The list provides guidance to AIAA for its institute development strategy, while helping shape the annual input AIAA provides to the United States Air Force Scientific Advisory Board. The technologies listed represent the aerospace technologies in which research and technology development is most active from a global perspective.

—ETC chair Dan Jensen

The ETC is composed of three technical subcommittees: Aviation, Space, and Multidisciplinary and System Technologies. AIAA is the world’s largest technical society dedicated to the global aerospace profession, with more than 35,000 individual members worldwide, and 90 corporate members.



The list is clearly created by rocket scientists. They seem to agree that renewable fuels might come in handy but it doesnt take much to get them lusting after hypersonics. (Item 3 on their top 10 list). My personal favourite? Item 7. Flapping will be a great help when there is no Jet A -1. Clearly the concept of peak oil seems to have eluded the nerds.


Wrong again.

Actively controlled micro flaps on wing surfaces similar to fish scales have been shown to provide dramatic fuel savings by reducing aerodynamic drag.

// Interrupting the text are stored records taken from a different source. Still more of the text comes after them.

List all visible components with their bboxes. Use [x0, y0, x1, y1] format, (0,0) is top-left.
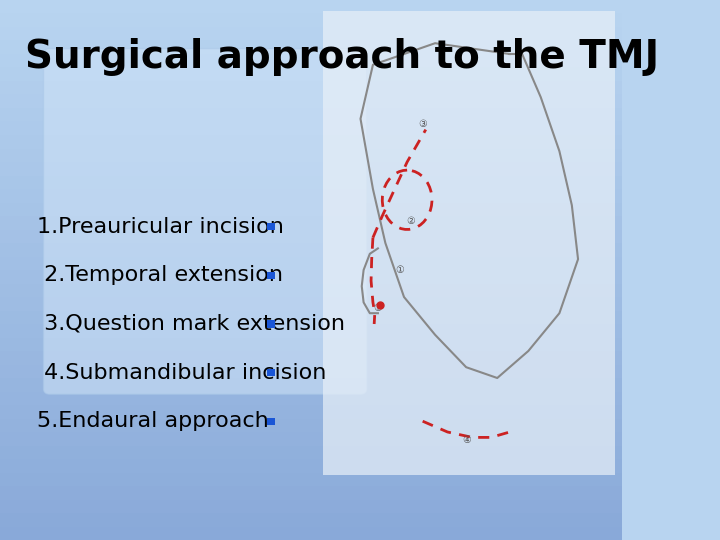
- Bar: [0, 472, 621, 486]
- Bar: [0, 284, 621, 297]
- Bar: [0, 297, 621, 310]
- Bar: [0, 108, 621, 122]
- Bar: [0, 500, 621, 513]
- Text: 5.Endaural approach: 5.Endaural approach: [37, 411, 269, 431]
- Text: ④: ④: [462, 435, 471, 445]
- Bar: [0, 81, 621, 94]
- Bar: [0, 94, 621, 108]
- Bar: [0, 432, 621, 445]
- Bar: [0, 459, 621, 472]
- Text: 2.Temporal extension: 2.Temporal extension: [37, 265, 283, 286]
- Bar: [0, 392, 621, 405]
- Bar: [267, 418, 275, 424]
- Bar: [0, 216, 621, 229]
- Bar: [0, 513, 621, 526]
- Bar: [0, 54, 621, 68]
- Bar: [0, 270, 621, 284]
- Bar: [0, 446, 621, 459]
- Bar: [0, 0, 621, 14]
- Bar: [267, 272, 275, 279]
- Bar: [0, 135, 621, 148]
- FancyBboxPatch shape: [43, 49, 366, 394]
- Bar: [0, 338, 621, 351]
- Bar: [0, 351, 621, 364]
- Text: 3.Question mark extension: 3.Question mark extension: [37, 314, 346, 334]
- Text: ②: ②: [406, 217, 415, 226]
- Bar: [0, 364, 621, 378]
- Bar: [0, 378, 621, 392]
- Bar: [0, 40, 621, 54]
- Bar: [0, 176, 621, 189]
- Bar: [0, 202, 621, 216]
- Bar: [0, 418, 621, 432]
- Bar: [0, 162, 621, 176]
- Bar: [0, 27, 621, 40]
- Bar: [267, 321, 275, 327]
- Text: Surgical approach to the TMJ: Surgical approach to the TMJ: [25, 38, 659, 76]
- Bar: [0, 243, 621, 256]
- Bar: [0, 148, 621, 162]
- Bar: [0, 122, 621, 135]
- Bar: [0, 14, 621, 27]
- Bar: [0, 189, 621, 202]
- Bar: [267, 224, 275, 230]
- Bar: [0, 68, 621, 81]
- Bar: [0, 256, 621, 270]
- Text: ⑤: ⑤: [374, 303, 382, 313]
- Bar: [0, 486, 621, 500]
- Bar: [0, 230, 621, 243]
- Text: ①: ①: [395, 265, 404, 275]
- Text: ③: ③: [418, 119, 427, 129]
- Bar: [323, 11, 616, 475]
- Text: 4.Submandibular incision: 4.Submandibular incision: [37, 362, 327, 383]
- Bar: [267, 369, 275, 376]
- Bar: [0, 310, 621, 324]
- Bar: [0, 324, 621, 338]
- Bar: [0, 526, 621, 540]
- Bar: [0, 405, 621, 418]
- Text: 1.Preauricular incision: 1.Preauricular incision: [37, 217, 284, 237]
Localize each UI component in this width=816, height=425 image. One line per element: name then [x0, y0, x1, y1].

I would like to see jet fuel made from biomass. There is no reason we can not do this, we just have not. We watch fuel prices go up and then we complain. It is about time to get it in gear once and for all and quit waiting for something to occur that will never occur unless we DO it.


Call me old fashioned, call me simple, but you don't need low drag surfaces when there is no Jet-A1 to fly.
Current oil consumption rates means a new Saudi sized oil resource has to be found each 2 years.
US aviation alone uses 22 billion gallons a year, roughly 3 times the current output of the ethanol industry. But you cant fly 747s on ethanol or gasoline, only Jet-A1 will do. When oil prices soared last time 25 airlines went bust or stopped operations.


Magnetoplasma propulsion sounds kinda great except where to get the power for the RF and superconductor systems? And what about the blasted H2 tankage problem?

Aren't there far more efficient ways to generate viable plasmas? At low energy?